这就是为什么,它流传了几百年,还会继续流传下去。
但徐渭这副对联的意义,还不止于此。
它背后有一个更大的问题,一个这几百年来一直没有答案的问题:一个真正有才华的人,在一个不认才华只认资格的时代,该怎么办?
徐渭的回答,不是答案,是一道疤。
他八次落榜,不是因为他写不出好文章,恰恰是因为他写得太好、太有个性、太不像那个时代要求的文章。

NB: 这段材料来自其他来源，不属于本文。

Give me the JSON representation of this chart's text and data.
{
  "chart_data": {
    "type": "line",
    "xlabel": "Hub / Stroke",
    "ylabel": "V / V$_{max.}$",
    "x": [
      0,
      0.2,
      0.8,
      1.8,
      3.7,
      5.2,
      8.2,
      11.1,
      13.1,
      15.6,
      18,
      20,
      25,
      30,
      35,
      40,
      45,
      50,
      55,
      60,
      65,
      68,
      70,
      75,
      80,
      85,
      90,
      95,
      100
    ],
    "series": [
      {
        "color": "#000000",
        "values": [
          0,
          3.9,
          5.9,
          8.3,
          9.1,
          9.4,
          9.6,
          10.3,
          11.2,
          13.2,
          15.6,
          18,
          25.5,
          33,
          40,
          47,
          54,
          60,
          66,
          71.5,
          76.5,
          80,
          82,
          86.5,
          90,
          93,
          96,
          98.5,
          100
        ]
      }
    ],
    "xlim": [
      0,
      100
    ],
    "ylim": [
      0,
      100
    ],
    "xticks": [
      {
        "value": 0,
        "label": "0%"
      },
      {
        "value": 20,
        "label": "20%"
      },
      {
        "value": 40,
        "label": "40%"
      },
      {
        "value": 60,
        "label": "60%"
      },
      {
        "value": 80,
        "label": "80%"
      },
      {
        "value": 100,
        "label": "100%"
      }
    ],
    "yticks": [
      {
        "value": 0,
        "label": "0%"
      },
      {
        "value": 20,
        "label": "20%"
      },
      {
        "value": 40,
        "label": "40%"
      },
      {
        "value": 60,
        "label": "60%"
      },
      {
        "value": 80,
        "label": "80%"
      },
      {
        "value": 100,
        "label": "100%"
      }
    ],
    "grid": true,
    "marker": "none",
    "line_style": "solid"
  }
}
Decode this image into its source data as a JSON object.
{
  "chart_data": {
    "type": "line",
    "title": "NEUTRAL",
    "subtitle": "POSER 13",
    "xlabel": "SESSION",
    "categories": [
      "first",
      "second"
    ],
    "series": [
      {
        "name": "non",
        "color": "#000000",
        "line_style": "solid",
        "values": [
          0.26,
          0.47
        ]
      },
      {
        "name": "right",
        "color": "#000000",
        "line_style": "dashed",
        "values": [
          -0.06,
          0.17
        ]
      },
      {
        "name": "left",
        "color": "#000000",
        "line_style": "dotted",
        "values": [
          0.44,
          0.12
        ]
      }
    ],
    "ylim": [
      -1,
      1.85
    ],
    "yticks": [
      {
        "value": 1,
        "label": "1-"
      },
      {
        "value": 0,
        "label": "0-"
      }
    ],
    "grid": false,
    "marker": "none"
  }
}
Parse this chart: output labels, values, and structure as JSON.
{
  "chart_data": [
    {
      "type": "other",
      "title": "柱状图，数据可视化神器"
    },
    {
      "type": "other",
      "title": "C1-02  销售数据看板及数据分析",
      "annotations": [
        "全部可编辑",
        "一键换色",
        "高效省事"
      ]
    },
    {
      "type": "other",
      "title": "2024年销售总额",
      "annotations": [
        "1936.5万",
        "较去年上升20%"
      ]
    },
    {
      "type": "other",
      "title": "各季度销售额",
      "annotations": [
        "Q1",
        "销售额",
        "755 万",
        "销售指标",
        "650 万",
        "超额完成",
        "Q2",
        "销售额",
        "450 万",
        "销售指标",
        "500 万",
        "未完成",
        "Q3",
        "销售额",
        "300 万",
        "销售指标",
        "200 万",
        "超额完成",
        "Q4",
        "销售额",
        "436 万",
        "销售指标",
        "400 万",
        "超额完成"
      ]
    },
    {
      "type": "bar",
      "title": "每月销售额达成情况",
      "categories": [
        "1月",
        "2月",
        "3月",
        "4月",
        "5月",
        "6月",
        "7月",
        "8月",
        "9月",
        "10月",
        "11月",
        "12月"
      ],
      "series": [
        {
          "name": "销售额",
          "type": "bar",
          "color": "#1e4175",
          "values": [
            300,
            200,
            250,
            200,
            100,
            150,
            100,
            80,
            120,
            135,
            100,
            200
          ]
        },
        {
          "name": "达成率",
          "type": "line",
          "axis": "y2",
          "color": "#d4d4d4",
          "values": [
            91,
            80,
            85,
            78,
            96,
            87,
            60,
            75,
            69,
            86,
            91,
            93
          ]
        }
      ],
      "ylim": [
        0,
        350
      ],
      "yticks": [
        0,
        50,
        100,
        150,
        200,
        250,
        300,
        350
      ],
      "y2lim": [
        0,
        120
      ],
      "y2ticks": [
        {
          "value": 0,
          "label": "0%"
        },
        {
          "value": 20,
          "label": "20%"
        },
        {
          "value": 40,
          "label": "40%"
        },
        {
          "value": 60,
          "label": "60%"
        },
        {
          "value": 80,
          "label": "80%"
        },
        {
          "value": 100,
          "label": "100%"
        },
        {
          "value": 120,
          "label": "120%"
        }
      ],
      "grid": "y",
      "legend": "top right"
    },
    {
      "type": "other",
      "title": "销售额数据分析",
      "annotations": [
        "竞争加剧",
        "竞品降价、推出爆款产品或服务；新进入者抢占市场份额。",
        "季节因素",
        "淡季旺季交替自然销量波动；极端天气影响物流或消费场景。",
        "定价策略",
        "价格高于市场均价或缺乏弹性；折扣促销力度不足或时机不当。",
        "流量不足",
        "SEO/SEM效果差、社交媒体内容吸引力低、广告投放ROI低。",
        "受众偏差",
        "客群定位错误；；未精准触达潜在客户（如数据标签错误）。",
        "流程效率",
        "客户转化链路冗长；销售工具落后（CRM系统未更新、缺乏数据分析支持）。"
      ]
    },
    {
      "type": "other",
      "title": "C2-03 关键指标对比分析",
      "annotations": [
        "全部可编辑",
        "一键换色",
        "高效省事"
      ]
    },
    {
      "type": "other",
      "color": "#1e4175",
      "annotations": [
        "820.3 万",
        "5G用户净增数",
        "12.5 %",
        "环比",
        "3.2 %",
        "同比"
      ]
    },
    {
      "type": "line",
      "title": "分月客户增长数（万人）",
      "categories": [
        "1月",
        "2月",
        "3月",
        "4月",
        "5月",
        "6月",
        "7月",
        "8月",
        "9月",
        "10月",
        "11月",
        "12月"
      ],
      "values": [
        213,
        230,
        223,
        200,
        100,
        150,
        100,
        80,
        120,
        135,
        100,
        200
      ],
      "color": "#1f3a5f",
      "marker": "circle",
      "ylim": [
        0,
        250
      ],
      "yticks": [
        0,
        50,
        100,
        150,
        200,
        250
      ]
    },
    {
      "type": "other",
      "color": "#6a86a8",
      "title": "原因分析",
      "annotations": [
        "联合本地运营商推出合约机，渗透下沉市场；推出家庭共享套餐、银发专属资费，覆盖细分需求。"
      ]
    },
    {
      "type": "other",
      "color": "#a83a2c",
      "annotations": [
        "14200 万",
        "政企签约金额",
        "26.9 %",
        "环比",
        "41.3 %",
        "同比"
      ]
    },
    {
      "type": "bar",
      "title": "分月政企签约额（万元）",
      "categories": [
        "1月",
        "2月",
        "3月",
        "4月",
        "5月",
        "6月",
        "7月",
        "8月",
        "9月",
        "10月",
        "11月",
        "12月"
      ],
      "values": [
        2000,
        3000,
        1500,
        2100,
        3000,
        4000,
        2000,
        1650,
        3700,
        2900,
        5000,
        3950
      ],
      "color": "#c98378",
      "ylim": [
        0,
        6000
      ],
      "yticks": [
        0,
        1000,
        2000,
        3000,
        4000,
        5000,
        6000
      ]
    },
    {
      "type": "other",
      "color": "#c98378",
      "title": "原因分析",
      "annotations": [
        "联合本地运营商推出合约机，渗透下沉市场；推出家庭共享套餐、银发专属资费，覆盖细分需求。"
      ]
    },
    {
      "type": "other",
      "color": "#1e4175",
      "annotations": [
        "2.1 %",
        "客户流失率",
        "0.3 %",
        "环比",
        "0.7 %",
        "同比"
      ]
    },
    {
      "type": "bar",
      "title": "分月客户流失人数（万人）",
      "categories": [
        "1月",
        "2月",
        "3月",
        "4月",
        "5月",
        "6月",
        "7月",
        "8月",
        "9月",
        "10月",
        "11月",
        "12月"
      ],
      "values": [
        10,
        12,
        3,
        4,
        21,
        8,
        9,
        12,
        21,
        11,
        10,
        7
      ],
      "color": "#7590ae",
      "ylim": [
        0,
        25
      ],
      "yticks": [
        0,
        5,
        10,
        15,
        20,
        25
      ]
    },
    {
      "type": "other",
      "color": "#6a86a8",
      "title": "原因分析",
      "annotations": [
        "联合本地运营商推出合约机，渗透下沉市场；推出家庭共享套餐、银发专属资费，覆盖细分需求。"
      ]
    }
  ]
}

科举考的是格式,考的是规范,考的是你能不能把自己压缩进那个固定的框架里。
徐渭压缩不进去。
他的笔,管不住,他的脑子,转得太快,转到格式外面去了。
这不是他的缺点,这是他的天赋。
但天赋在那个时代,没有出口。
于是所有的能量,全都往内压,压成了精神的崩溃,压成了九次自杀,压成了那一把刺进自己耳朵里的铁锥,压成了那桩他到死都无法解释清楚的凶案。
中国艺术史上,有一个现象——那些活得越惨的人,往往创造出越惊人的作品。
苏轼被贬,写出了前后赤壁赋;李白一生不得志,留下了盛唐最狂放的诗;徐渭坐牢七年、潦倒半生,创出了"泼墨大写意"整整一个画派。
这当然不是说苦难是创作的前提条件。
但有一点是真实的:当一个人失去了所有的功利目的,当他不再为科举写作、不再为权贵作画,他才能真正地、彻底地做自己想做的事。
徐渭的"青藤画派",影响了此后几百年的中国绘画史。
石涛说:"青藤笔墨人间宝,数十年来无此道。
"郑板桥自称"青藤门下走狗"——这话乍听刺耳,但在文人语境里,这是极度推崇的表达。
齐白石,中国近代最重要的画家之一,曾说:"青藤、雪个、大涤子之画,能横涂纵抹,余心极服之,恨不生前三百年,为诸君磨墨理纸。"
他们都在说同一件事:徐渭开了一扇门,一扇之前没有人打开过的门。
2021年,是徐渭诞辰五百周年。
绍兴博物馆联合故宫博物院等全国三十家文博单位,举办了"畸人青藤——徐渭书画作品展",展出文物一百件,其中一级文物就有十七件。
这是迄今为止规模最大、展品最精的徐渭主题展览。
五百年,他从一个穷困潦倒、无名无份的落魄书生,变成了一个需要故宫出面、全国顶级文博机构联合才能办一场展览的文化符号。
时间,给了他一个迟来的公道。
可那副对联还在。
好(hǎo)读书,不好(hào)读书;好(hào)读书,不好(hǎo)读书。
放到今天,这八个字依然成立。
手机刷不完,短视频看不尽,那些二十岁的年轻人,正是记忆力最好、精力最充沛的时候,却用大把时间在虚空里消耗;等到三十岁、四十岁,想静下来读书,想系统学习,却又被工作、孩子、房贷层层压住,抽不出身。
这不是现代人才有的问题。
这是所有时代的人,都会遇到的问题。
徐渭在五百年前就看透了,但他看透了之后,没有给出解法,只留下了这八个字。
因为这道题,原本就没有解法。
它不需要解法,它需要的是每一代人自己去面对,去权衡,去后悔,然后在某一个安静的夜里,重新想起这八个字,想起那个在破旧小屋里提笔写下它的老人。
然后,重新拿起书来。
徐渭死后,家人在他的遗物里找到了那间小院的钥匙,还有那株青藤。
藤还活着。
它活了很多年,活过了清朝,活过了民国,活到了今天,就长在绍兴前观巷那间叫"青藤书屋"的小院里。
院子里的石头上,还刻着徐渭自己写的那句话:
"几间东倒西歪屋,一个南腔北调人。"
东倒西歪的屋子,南腔北调的人。
这大概是他留给这个世界,最后的,也是最诚实的自我介绍。